MINNEAPOLIS - Dissident pastors and laity of the Evangelical Lutheran Church in America, Minneapolis, with $2.7 billion in defined contribution plan assets, won the first skirmish in a war against social investing and their mother church.
On Feb. 7, Judge Harry Seymour Crump of Minneapolis District Court denied a motion for summary judgment brought by the church, seeking dismissal of a class-action suit filed against the fund. The judge's order cannot be appealed.
On Sept. 28, an alliance of Lutheran pension plan participants from 17 states, known as the PENSION DEFENSE FUND, filed the class-action suit against the ELCA in Minnesota District Court, claiming the plan was in breach of the contract it established with each plan participant under the terms of the Employee Retirement Income Security Act (Pensions & Investments, Oct. 4).
The pastors and laity claimed the fund violated its fiduciary responsibility by investing with social goals in mind, rather than the best interests of the participants.
The plaintiffs allege socio-political divestment policies lower returns, increase risk, raise administrative costs and diminish the defined contribution plan accounts of Lutheran pastors, lay church workers and lay congregation members.
The group took exception to the South Africa screens the pension fund administration imposed on certain investment options within the defined contribution plan.
Two additional counts sought to make the ELCA drop social investment policies in the future. Judge Crump declared the two counts moot in his judgment, since the Executive Committee of the ELCA voted Nov. 12 to eliminate the use of a South Africa screen on the plan's Social Purpose funds.
The Lutheran pastors' and laity group filed a similar suit in 1991, seeking a recision of contract and distribution of assets to all plan 44,000 participants. The case was dismissed and the dismissal upheld on appeal (P&I, Jan. 25, 1993).
The main thrust of the current case is whether the contracts between the Board of Pensions and each of the 30 individual plaintiffs named in the class-action suit have been breached.
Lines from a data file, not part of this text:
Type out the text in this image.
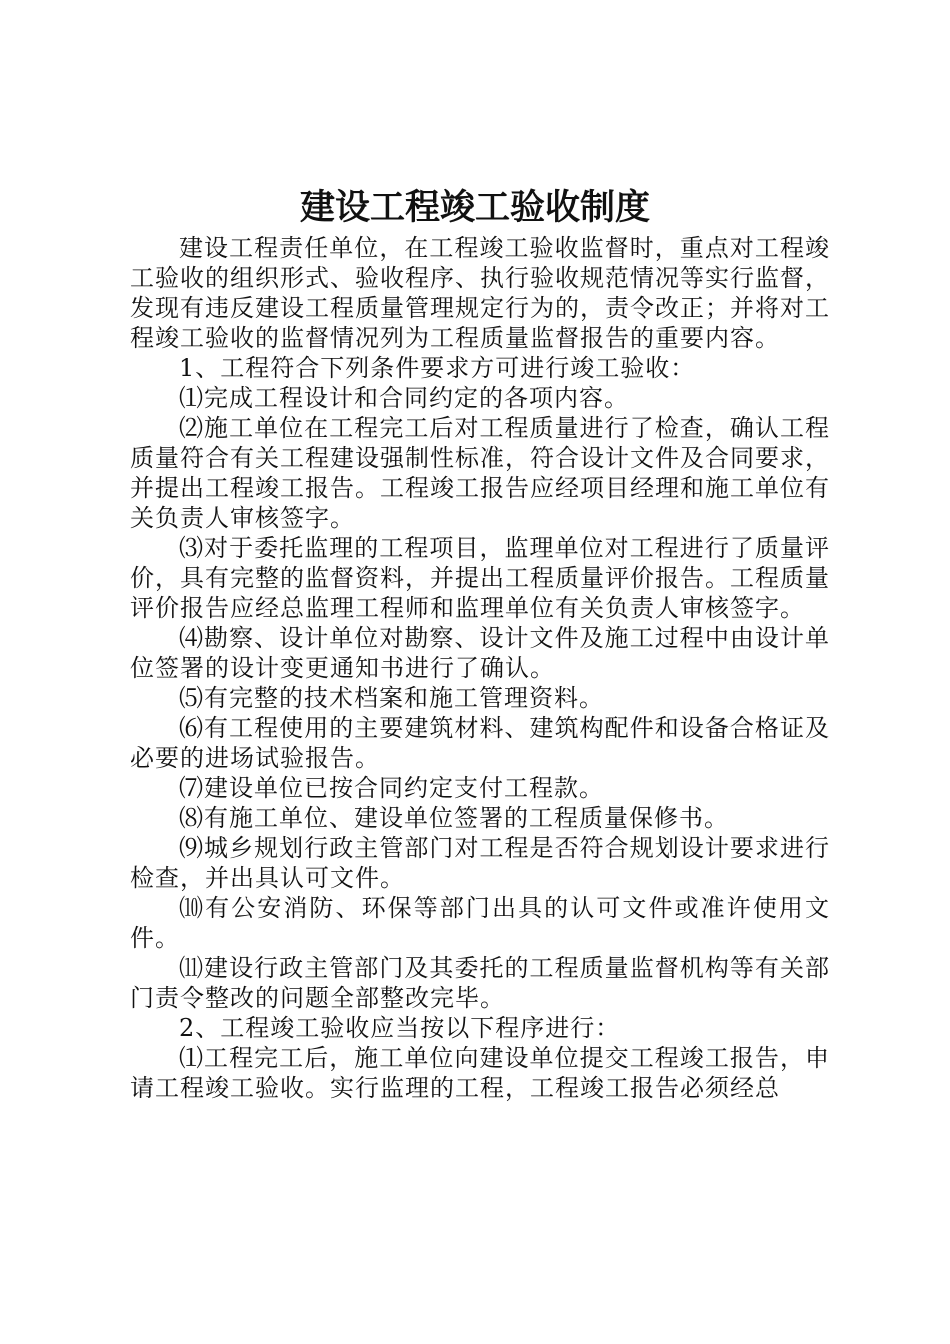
建设工程竣工验收制度

建设工程责任单位，在工程竣工验收监督时，重点对工程竣工验收的组织形式、验收程序、执行验收规范情况等实行监督，发现有违反建设工程质量管理规定行为的，责令改正；并将对工程竣工验收的监督情况列为工程质量监督报告的重要内容。

1、工程符合下列条件要求方可进行竣工验收：

⑴完成工程设计和合同约定的各项内容。

⑵施工单位在工程完工后对工程质量进行了检查，确认工程质量符合有关工程建设强制性标准，符合设计文件及合同要求，并提出工程竣工报告。工程竣工报告应经项目经理和施工单位有关负责人审核签字。

⑶对于委托监理的工程项目，监理单位对工程进行了质量评价，具有完整的监督资料，并提出工程质量评价报告。工程质量评价报告应经总监理工程师和监理单位有关负责人审核签字。

⑷勘察、设计单位对勘察、设计文件及施工过程中由设计单位签署的设计变更通知书进行了确认。

⑸有完整的技术档案和施工管理资料。

⑹有工程使用的主要建筑材料、建筑构配件和设备合格证及必要的进场试验报告。

⑺建设单位已按合同约定支付工程款。

⑻有施工单位、建设单位签署的工程质量保修书。

⑼城乡规划行政主管部门对工程是否符合规划设计要求进行检查，并出具认可文件。

⑽有公安消防、环保等部门出具的认可文件或准许使用文件。

⑾建设行政主管部门及其委托的工程质量监督机构等有关部门责令整改的问题全部整改完毕。

2、工程竣工验收应当按以下程序进行：

⑴工程完工后，施工单位向建设单位提交工程竣工报告，申请工程竣工验收。实行监理的工程，工程竣工报告必须经总
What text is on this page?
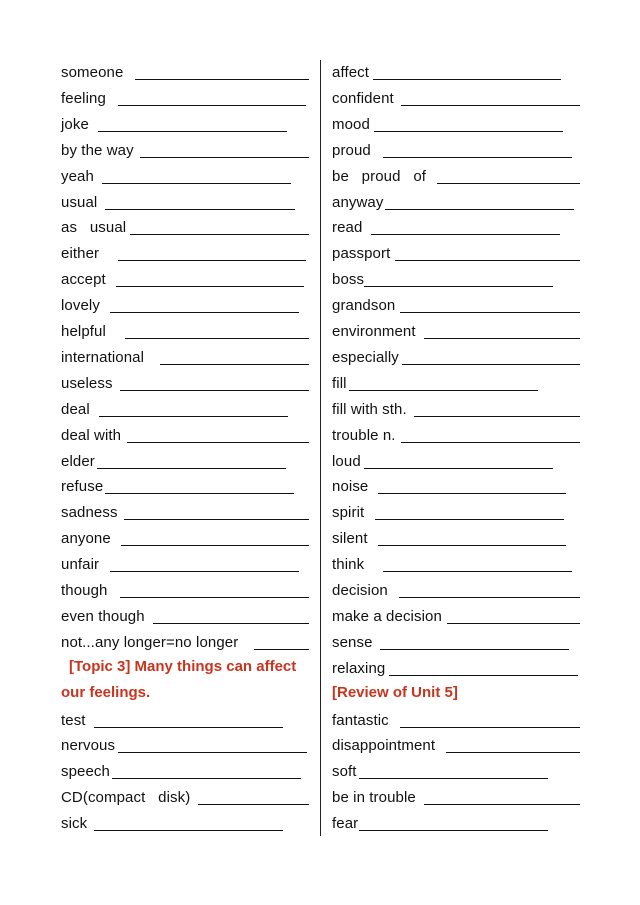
someone
feeling
joke
by the way
yeah
usual
as   usual
either
accept
lovely
helpful
international
useless
deal
deal with
elder
refuse
sadness
anyone
unfair
though
even though
not...any longer=no longer
[Topic 3] Many things can affect
our feelings.
test
nervous
speech
CD(compact   disk)
sick
affect
confident
mood
proud
be   proud   of
anyway
read
passport
boss
grandson
environment
especially
fill
fill with sth.
trouble n.
loud
noise
spirit
silent
think
decision
make a decision
sense
relaxing
[Review of Unit 5]
fantastic
disappointment
soft
be in trouble
fear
The pastors and laity are seeking to have the total balance in each account returned to the participant, rather than remain under the management of the ELCA pension board.
Lynn E. Basich, attorney for the plaintiffs, said "By denying defendants' motions for summary judgment, Judge Crump was signifying that he agreed with the plaintiffs that in this pension dispute, there are issues of fact which can only be determined at a trial on the merits of the case." Ms. Basich added Judge Crump drew "special attention" in his written memorandum to the ELCA's alleged breach of faith in promising participants that it would manage pension fund assets under the fiduciary provisions of ERISA for the sole benefit of participants, but by later adding an additional, social purpose to fund investments. The judge's memorandum, with its emphasis on fiduciary violations, said Ms. Basich, "puts the beam of the spotlight exactly where it should be."
Another attorney for the plaintiffs, Robert C. Bell, of the Minneapolis law firm of Peterson, Bell, Converse and Jensen, said the lawsuit will be amended soon to include more plan participants.
Pension fund officials declined to comment on the case, referring inquiries to the ELCA's attorney, John Harris of the Minneapolis law firm, Faegre & Benson.
Mr. Harris said: "We've been down this road a few times now with these people, and we do not see any merit in their case. This would only be a test case of social investment if the ELCA Board had applied screens to all of the funds in the defined contribution plan without an unscreened fund option, and if performance had been affected by the investment policy.
"What we have here are some people who want to get control of their accounts and others who have political agendas with the church and are grabbing at the pension as a way to make waves. If these people didn't have a basic doctrinal difference with the ELCA, they wouldn't be targeting the pension fund like this."
Mr. Harris said he and the ELCA were not particularly surprised by Judge Crump's dismissal of the summary judgment request, because the ELCA has not even filed an answer to the Sept. 28 class-action suit.
Mr. Harris said the ELCA will file an answer to the suit by the end of February, and both sides will begin to gather facts to support their cases. "What we now do is go and deal with the facts, pin them down, and at that point, it may be appropriate to ask for another summary judgment. It's very premature to say that this case will ever be going to court," he added.